Pero él se mordió el labio inferior, sin replicar a su superior que le miraba tras el escritorio. Haría lo que pudiera. Haría todo lo que pudiera. Hasta que le calaran y le hicieran volver a Edimburgo.
Además, tal vez necesitaba un descanso, y Watson también parecía satisfecho de quitárselo de encima.
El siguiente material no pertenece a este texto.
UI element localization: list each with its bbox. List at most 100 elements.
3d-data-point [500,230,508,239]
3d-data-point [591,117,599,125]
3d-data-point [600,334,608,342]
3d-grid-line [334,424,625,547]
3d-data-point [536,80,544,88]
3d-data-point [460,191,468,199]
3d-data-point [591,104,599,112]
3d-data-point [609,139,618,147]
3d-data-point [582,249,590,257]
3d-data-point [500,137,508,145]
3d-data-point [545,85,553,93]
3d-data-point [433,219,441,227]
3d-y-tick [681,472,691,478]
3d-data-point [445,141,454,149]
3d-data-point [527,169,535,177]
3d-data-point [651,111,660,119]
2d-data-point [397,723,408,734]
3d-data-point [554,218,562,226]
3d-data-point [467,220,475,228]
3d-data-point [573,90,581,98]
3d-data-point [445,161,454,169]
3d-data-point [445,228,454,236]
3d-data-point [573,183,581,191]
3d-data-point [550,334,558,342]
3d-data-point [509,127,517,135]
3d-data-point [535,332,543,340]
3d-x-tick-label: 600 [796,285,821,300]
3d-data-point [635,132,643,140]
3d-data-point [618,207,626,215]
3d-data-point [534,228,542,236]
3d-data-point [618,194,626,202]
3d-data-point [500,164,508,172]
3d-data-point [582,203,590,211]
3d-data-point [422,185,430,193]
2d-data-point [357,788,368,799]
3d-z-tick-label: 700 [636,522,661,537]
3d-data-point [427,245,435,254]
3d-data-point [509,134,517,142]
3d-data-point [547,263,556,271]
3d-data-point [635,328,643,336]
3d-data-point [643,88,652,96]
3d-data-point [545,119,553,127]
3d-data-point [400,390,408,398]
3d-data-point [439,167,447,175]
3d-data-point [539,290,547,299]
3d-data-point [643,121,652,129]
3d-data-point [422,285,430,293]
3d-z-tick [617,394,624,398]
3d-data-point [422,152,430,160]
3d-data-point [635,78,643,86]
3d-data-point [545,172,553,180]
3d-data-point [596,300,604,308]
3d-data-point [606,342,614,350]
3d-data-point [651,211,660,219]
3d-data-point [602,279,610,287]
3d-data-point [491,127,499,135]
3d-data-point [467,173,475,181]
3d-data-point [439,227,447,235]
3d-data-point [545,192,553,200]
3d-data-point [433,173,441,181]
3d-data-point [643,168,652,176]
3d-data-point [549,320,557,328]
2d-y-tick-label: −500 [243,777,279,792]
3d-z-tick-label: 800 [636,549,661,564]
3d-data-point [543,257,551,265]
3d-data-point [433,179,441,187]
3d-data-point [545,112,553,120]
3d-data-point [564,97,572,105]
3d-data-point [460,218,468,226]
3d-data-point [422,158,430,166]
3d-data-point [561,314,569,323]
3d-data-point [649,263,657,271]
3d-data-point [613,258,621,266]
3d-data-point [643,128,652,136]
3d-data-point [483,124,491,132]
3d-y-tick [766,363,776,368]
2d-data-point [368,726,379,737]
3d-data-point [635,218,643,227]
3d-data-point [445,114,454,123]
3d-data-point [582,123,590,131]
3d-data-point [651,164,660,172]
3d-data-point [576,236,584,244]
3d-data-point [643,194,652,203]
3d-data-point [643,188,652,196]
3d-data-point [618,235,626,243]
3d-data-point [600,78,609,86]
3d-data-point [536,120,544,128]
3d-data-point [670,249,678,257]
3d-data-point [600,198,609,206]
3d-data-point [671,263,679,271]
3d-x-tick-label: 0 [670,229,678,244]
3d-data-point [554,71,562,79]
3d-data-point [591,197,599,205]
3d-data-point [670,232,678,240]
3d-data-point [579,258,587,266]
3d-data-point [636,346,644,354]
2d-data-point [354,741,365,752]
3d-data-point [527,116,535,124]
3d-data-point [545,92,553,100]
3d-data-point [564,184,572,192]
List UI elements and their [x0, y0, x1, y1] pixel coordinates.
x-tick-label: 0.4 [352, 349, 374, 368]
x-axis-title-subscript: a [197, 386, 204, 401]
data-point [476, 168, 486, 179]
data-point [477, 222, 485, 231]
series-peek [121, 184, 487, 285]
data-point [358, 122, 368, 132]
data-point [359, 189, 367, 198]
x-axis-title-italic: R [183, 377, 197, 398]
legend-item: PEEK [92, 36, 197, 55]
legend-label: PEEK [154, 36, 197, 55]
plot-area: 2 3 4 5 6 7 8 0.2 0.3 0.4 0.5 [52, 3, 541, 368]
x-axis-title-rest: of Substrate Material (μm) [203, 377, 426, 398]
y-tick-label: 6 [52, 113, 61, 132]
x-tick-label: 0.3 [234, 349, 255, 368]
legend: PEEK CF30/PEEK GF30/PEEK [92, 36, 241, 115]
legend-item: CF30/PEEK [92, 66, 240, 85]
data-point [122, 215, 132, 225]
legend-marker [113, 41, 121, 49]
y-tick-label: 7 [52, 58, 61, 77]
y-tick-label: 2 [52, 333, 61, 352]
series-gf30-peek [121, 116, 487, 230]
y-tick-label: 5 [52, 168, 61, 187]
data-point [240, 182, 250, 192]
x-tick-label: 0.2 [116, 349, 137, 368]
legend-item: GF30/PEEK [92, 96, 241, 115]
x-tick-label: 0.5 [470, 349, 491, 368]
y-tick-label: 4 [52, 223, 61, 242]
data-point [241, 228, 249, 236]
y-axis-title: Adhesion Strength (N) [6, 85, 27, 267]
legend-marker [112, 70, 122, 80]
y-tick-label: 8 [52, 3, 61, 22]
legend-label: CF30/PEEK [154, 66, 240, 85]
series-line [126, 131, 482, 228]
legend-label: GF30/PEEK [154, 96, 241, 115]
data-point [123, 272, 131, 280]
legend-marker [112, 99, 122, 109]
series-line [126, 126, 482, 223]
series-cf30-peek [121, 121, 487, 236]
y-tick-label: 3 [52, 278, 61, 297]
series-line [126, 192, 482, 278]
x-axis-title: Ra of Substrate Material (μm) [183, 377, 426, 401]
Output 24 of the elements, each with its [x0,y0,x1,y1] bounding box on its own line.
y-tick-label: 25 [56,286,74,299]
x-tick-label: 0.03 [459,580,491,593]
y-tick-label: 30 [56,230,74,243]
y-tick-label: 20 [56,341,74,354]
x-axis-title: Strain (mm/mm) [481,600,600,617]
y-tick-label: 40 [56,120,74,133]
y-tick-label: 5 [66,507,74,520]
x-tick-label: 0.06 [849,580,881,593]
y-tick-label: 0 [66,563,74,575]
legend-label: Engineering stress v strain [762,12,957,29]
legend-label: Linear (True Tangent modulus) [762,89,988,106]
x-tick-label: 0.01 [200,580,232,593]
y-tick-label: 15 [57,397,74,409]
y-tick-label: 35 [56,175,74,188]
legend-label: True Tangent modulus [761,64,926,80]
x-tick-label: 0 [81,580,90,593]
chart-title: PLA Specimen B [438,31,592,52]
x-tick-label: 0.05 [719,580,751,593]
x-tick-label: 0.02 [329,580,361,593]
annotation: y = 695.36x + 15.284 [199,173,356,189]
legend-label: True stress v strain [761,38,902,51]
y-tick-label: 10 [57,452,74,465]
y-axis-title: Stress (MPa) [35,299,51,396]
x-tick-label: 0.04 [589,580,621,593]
—Al menos tendremos unos días de calma.
Al director, natural de Aberdeen, le apodaban el «Granjero Watson», un mote conocido por todos los oficiales inferiores a su rango en Edimburgo. Pero un día, Rebus, con algunas copas de más de whisky, lo soltó en presencia del propio Watson y desde entonces se había visto relegado a no pocas tareas burocráticas y aburridas, a vigilancias y a cursillos de capacitación.
¡Cursillos de capacitación! Al menos Watson tenía sentido del humor. El último había sido «Gestión para oficiales superiores» y había sido un latazo: psicología y cómo tratar bien a oficiales subalternos, cómo implicarlos, motivarlos, relacionarse con ellos. Rebus volvió a su comisaría y lo probó un día; fue un día de implicar, motivar y relacionarse. Al final de la jornada un agente le había dado sonriendo una palmada en la espalda.
—Hoy sí que hemos tenido que trabajar duro, John, pero lo he pasado bien.
—Quita tu puta mano de mi espalda. Y no me llames John —gruñó Rebus.
El agente se quedó boquiabierto.
—Pero no ha dicho... —replicó sin acabar la frase.
Punto final de las breves vacaciones: Rebus había probado a gestionar. Lo había intentado, pero lo odiaba.
Bajaba ya las escaleras del metro cuando se detuvo, dejó en el suelo maleta y cartera, abrió la cremallera de la bolsa de deporte y sacó el transistor; lo encendió, se lo acercó al oído, accionó el dial con la otra mano hasta sintonizar las noticias y permaneció parado escuchándolas mientras otros viajeros pasaban a su lado; algunos le miraron, pero pocos. Oyó por fin lo que quería, apagó el transistor y lo guardó en la bolsa. A continuación abrió los dos cierres de la cartera, sacó el plano y pasó las hojas del callejero al final del volumen; sabía lo grande que era Londres. Grande y populoso: unos diez millones, ¿no? ¿No era el doble de la población de Escocia? No quería ni pensarlo: diez millones de almas.
—Diez millones más una —musitó al tiempo que daba con el nombre de la calle que buscaba.